Gateways now report Ultra version and workspace name, and the Servers list shows transport type and binary location on host. Idle gateways are distinguished from offline ones, and the Gateways page now shows the full team's gateways instead of only the current user's.

Trace details now include collapsible per-trace guardrail evaluation results. Inspect exactly which rules fired, which conditions matched, and what action was taken for any individual request — no more cross-referencing logs to understand why a call was blocked or warned.

Configurable security guardrails for MCP tool calls. Define policies to block, warn, or audit specific actions based on tool name, parameters, or calling context. Enforce least-privilege access at the protocol level.

Enterprise single sign-on with SAML 2.0 integration. Connect your identity provider for centralized authentication and automated user provisioning across your Ultra organization.

Sign in to Ultra Hub with your Google account. One-click authentication for teams already using Google Workspace.

Automated user lifecycle management with SCIM 2.0. Sync users and groups from your identity provider to Ultra Hub, with support for Okta and other SCIM-compatible providers.

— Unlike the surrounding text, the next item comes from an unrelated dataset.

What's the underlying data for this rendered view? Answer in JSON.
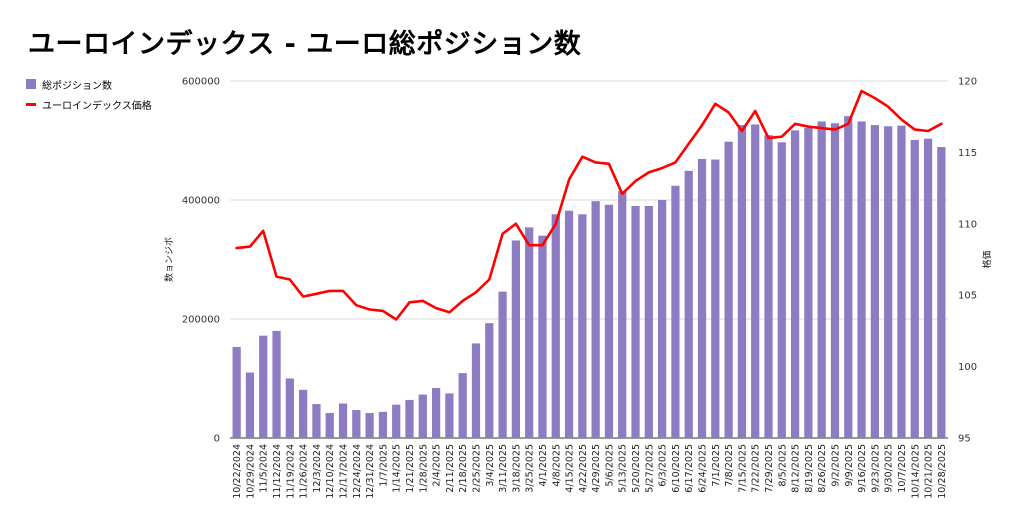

Native Okta integration for SAML SSO and SCIM provisioning. Manage Ultra access directly from your Okta admin console with automatic user sync and deprovisioning.

Device trust and endpoint compliance via Jamf Pro. Verify managed device status and enforce security posture requirements before granting access to MCP infrastructure.

Real-time Slack notifications for security events, anomaly detections, and policy violations. Configure per-channel routing with customizable alert thresholds.

Launched docs.ultra.security with comprehensive guides for installation, configuration, client setup, Hub management, observability, and security concepts.

New application-level security events system with a dedicated Admin Log page in the Hub. Tracks login attempts, member role changes, invite lifecycle events, and organization management actions with structured, auditable security trails.

Four-tier role hierarchy -- Owner, Admin, Member, and Read-only -- with per-route permission enforcement across the Hub. Ensures proper least-privilege access for all users.

Complete security platform purpose-built for Model Context Protocol ecosystems with intelligent threat detection and response.

Complete visibility into your MCP ecosystem with real-time monitoring, automated discovery of all agents, servers, and tools. Includes detailed trace views for every MCP interaction with full request-response inspection.

Comprehensive logging for all MCP interactions with tamper-proof audit trails, real-time analytics, and compliance reporting. Full request and response payloads, latency breakdowns, and policy evaluation results.

Behavioral analysis of agent-tool interactions that establishes baselines and flags deviations in real time. Detects unusual tool call patterns, unexpected parameter values, and suspicious sequences.

Advanced client and agent identity verification with cryptographic attestation, tamper-proof mechanisms, and zero-trust authentication.